The Macedonian parliament has amended the constitution to rename the country as the Republic of Northern Macedonia.
Macedonian Prime Minister Zoran Zaev secured the required majority in parliament on Friday that was needed to rename the country in line with a landmark agreement with Greece to end a decades-long dispute.
Parliamentary speaker Talad Xhaferi said 81 MPs voted in favour of the name change in the 120-seat chamber, securing the required two-thirds majority.
A spokesperson for the governing Social Democrats said the ethnic Albanian legislators also agreed to back the deal.
Ethnic Albanians make up about a quarter of Macedonia’s 2.1 million people.
Albania has congratulated Macedonia’s parliament vote on name change as “a clear demonstration of statesmanship unlocking NATO and EU path”.
Albanian Foreign Minister Ditmir Bushati tweeted after the vote, saying “the contribution of Albanian political parties once again proved to be a decisive factor”.
The final vote of #PrespaAgreement by 🇲🇰 Parliament is a clear demonstration of statesmanship unlocking #NATO and #EU path. The contribution of Albanian political parties once again proved to be a decisive factor. Congratulations!
— Ditmir Bushati (@ditmirbushati) January 11, 2019
Delays had marked the October vote that launched the procedure to change the constitution, also with a two-thirds majority.
The deal encountered strong opposition from both sides of the border, with critics saying it offered too many concessions to the other side.
Representatives of the conservative opposition VMRO-DPMNE boycotted the vote.
The party’s leader Hristjan Mickoski accused the government of securing parliamentary approval by “blackmailing” MPs and urged Zaev to call an early election this spring.
Mickoski told reporters the move to appease Greece was made against the desires of the Macedonian people “and is an act of treason”.

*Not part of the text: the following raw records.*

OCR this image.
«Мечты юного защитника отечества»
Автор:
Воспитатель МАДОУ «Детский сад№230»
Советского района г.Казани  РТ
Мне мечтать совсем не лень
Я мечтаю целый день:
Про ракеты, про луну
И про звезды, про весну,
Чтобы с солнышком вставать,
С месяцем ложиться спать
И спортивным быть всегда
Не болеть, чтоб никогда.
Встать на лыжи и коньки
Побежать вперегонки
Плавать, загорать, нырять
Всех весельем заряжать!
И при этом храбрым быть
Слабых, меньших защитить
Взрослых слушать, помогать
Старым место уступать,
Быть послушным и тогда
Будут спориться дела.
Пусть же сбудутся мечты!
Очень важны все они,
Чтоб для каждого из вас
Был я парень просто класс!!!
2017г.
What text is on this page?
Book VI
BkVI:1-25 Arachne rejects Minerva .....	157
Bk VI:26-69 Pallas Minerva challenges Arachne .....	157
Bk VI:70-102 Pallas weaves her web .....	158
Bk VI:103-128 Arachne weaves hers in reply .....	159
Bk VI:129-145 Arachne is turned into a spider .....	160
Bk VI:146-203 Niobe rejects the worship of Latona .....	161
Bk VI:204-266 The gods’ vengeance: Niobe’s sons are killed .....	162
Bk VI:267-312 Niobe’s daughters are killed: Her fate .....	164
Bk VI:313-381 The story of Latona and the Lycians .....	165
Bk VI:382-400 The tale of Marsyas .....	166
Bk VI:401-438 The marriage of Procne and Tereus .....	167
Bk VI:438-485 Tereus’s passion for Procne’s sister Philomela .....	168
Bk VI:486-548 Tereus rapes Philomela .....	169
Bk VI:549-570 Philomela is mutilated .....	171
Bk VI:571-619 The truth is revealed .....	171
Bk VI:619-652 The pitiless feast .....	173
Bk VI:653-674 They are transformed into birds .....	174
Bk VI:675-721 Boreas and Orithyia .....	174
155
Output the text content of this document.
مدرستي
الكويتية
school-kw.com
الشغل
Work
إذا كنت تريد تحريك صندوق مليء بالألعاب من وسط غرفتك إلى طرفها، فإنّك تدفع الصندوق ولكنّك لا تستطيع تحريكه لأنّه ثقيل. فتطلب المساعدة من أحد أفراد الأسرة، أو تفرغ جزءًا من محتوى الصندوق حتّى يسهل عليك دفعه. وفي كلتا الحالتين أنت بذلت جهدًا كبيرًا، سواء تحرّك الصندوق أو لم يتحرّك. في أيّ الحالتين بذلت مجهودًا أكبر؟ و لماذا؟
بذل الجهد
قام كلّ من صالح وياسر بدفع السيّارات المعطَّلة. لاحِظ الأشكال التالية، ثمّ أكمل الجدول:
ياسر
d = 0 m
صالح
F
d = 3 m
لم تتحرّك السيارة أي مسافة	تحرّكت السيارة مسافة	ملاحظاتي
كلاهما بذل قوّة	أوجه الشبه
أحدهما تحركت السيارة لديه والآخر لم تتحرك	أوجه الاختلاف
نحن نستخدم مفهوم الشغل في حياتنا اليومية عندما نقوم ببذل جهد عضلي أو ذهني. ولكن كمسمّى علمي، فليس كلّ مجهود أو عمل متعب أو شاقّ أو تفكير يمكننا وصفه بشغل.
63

Over the past three days, several hundred people protested against the deal in front of parliament.
Zaev agreed on the name change with Greek counterpart and fellow leftist Alexis Tsipras in June.
Under the agreement, after Skopje cements the name change with constitutional amendments, Tsipras is to push the ratification of the agreement through Greek parliament.
Greece is bound by terms of the deal to stop blocking Macedonia from NATOand other international groups and to allow it to start European Union accession talks as part of the deal. The so-called Prespa agreement seeks to end a 27-year-long dispute between Athens and Skopje over the name Macedonia.
The Greeks have accused their northern neighbours of intent to steal the identity and even territory from their own ancient province with that name, which Macedonia has denied.
Macedonian approval of the name change does not end the issue though.
The Greek government is struggling to hold up its end of the bargain, and is struggling to secure the political support required to ratify the agreement reached last June.
Greek Prime Minister Tsipras has said he wants to bring the deal – which has brought his coalition government to the brink of a breakup – to parliament in coming weeks.
Although his junior coalition partner opposes the deal, Tsipras has voiced confidence he will be able to secure ratification with the backing of opposition legislators.